Барон вновь испуганно завертел головой.
— Я велел Венцелю спустить его с лестницы.
«Как ни странно, сумасшедшие поступают порой весьма разумно», — подумал Пингвин.
— А теперь и Венцель дал деру. Видать, Барбец ему все сказал.
— Опомнись, Константин. Сам посуди, что он мог ему сказать?
Эльзенвангер ткнул пальцем в пожелтевший конверт.
Флюгбайль взял его в руки. Конверт был вскрыт и на первый взгляд пуст.
— Что мне с ним делать, Константин?
— Йезус Мария и святой Йозеф! Умоляю тебя, только не проболтайся! — запричитал Эльзенвангер.
Лейб-медик растерянно смотрел на искаженное страхом лицо, которое снова надвигалось на него, норовя прижаться к самому уху.
— Богумил!.. Богумил!.. Богумил!.. — тихо взвыл барон.
Тут Флюгбайль начал соображать, что к чему. Очевидно, его друг, скорее всего случайно, нашел где-то в галерее конверт и вбил себе в голову, что это письмо его брата Богумила. Возможно, тут сыграли свою роль впечатления того вечера, когда в его доме лицедействовал Зрцадло. Вот бедняга и свихнулся.
— Ты же знаешь, Тадеуш, что мне грозит. Он лишил меня наследства за то, что я ни разу не бывал на его могиле там, внизу, в Тынском храме. Но, клянусь всеми святыми, мне нельзя спускаться в Прагу!.. Забери это, Тадеуш, ради бога, забери! Только молчок! Я не должен знать, что там за письмо! Иначе я ограблен. Припрячь его, Тадеуш, припрячь, но только не читай! Не читай! А сверху напиши, что оно принадлежит мне… на случай твоей смерти. Слышишь, оно принадлежит мне! Хорошенько припрячь! Ты понял? У меня его хранить нельзя, все уже про него знают. Потому и сбежали. Даже Ксенерль.

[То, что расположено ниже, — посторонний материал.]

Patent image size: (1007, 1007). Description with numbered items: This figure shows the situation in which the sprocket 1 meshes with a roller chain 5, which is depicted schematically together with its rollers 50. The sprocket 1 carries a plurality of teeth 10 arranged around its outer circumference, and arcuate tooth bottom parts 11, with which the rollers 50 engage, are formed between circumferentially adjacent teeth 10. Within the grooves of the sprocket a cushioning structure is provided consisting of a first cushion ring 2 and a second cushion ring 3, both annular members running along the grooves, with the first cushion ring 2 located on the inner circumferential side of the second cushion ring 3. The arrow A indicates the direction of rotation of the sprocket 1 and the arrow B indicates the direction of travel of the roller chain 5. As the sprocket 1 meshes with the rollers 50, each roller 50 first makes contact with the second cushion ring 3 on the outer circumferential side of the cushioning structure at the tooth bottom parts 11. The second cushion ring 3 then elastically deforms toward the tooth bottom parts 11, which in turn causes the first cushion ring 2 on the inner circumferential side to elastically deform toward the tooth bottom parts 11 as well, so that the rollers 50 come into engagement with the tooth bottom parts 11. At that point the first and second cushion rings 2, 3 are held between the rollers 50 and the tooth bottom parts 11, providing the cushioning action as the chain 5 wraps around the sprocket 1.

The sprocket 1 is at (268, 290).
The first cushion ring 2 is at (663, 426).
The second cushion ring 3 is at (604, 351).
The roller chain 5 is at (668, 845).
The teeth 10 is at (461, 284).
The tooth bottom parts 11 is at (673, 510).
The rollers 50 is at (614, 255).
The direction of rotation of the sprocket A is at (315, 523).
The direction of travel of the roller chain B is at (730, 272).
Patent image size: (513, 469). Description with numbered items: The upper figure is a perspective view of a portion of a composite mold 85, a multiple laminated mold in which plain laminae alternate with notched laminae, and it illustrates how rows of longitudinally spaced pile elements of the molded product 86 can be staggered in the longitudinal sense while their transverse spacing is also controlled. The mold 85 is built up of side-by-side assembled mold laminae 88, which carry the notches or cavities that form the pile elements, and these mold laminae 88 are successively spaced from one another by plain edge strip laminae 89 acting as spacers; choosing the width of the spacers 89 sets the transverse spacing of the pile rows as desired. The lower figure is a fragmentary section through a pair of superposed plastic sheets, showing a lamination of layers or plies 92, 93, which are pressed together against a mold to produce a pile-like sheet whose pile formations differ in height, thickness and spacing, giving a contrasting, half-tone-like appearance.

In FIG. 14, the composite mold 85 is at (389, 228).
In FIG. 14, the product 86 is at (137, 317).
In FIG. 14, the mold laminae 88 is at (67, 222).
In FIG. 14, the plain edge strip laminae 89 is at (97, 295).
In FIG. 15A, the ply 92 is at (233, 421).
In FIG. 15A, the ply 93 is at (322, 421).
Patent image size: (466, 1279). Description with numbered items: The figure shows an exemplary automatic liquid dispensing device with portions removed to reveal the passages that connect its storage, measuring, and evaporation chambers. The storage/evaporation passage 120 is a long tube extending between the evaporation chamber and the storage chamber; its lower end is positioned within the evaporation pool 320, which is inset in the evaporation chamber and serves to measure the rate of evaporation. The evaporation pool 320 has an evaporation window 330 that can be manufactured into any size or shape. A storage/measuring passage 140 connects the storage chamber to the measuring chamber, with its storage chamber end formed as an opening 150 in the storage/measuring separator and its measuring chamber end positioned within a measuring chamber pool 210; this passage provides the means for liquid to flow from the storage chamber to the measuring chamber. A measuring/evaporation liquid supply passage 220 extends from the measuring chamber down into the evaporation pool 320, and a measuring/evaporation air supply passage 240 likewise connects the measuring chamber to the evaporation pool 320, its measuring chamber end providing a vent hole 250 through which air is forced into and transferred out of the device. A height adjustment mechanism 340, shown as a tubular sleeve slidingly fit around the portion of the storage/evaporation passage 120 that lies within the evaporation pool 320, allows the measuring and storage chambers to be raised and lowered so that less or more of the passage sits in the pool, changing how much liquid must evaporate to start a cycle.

— Как? Твоя племянница? — воскликнул Флюгбайль. — Она тоже пропала? Куда же она могла деться?
— Тсс… Ушла, и нет ее. Потому что все знает.
Эту фразу Эльзенвангер, как испорченный граммофон, продолжал твердить каждый раз с одной и той же интонацией, пока наконец не перескочил на другую бороздку.